Monday, the United States Supreme Court will hear arguments in the case of an evangelical Christian site designer who wants to avoid working on same-sex weddings due to her religious convictions.
In 2016, 38-year-old Lorie Smith sued the Colorado Civil Rights Commission due to state anti-discrimination rules prohibiting her from advertising that she will not develop websites for same-sex couples.
Smith stated, “Colorado is compelling and limiting my speech and pressing me to develop and make personalized artwork that promotes things that go against my core convictions.” “My faith is fundamental to who I am.”

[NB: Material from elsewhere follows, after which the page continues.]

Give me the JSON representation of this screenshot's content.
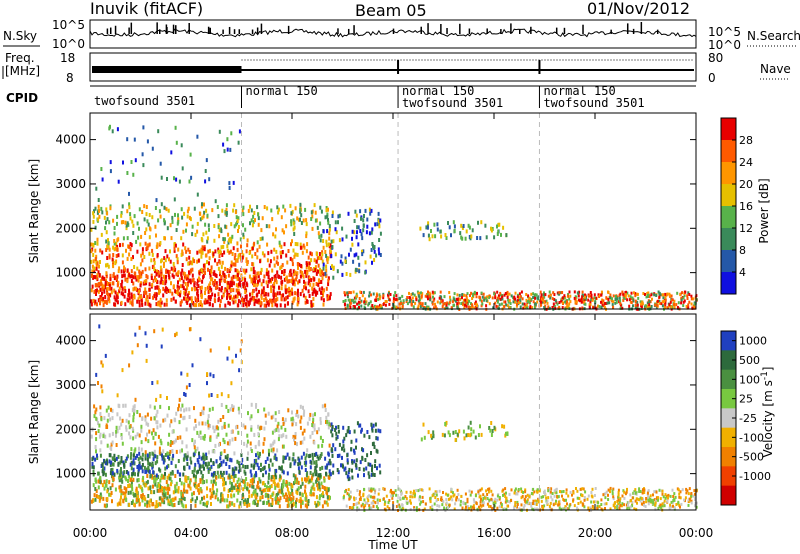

The Colorado Anti-Discrimination Act prohibits companies from denying the public access to their goods and services on the basis of race, gender, sexual orientation, or religion, and from posting notices to that effect.
Lorie Smith, a web designer, will argue before the Supreme Court as to why she should have the right to refuse to create wedding websites for same-sex couples.
Smith contends that state legislation in Centennial contradicts with her rights to free speech and refusal of commerce that conflicts with her religious views.
The married mother of one who owns the graphic design business 303 Creative LLC asserts that she had no problem working with LGBTQ customers on non-marriage-related assignments in the past.
As a devout Catholic, there have been requests for Supreme Court Associate Justice Amy Coney Barrett to recuse herself from the Smith case.
In 2015, the top court, which is now dominated by conservative judges, recognized homosexual marriage.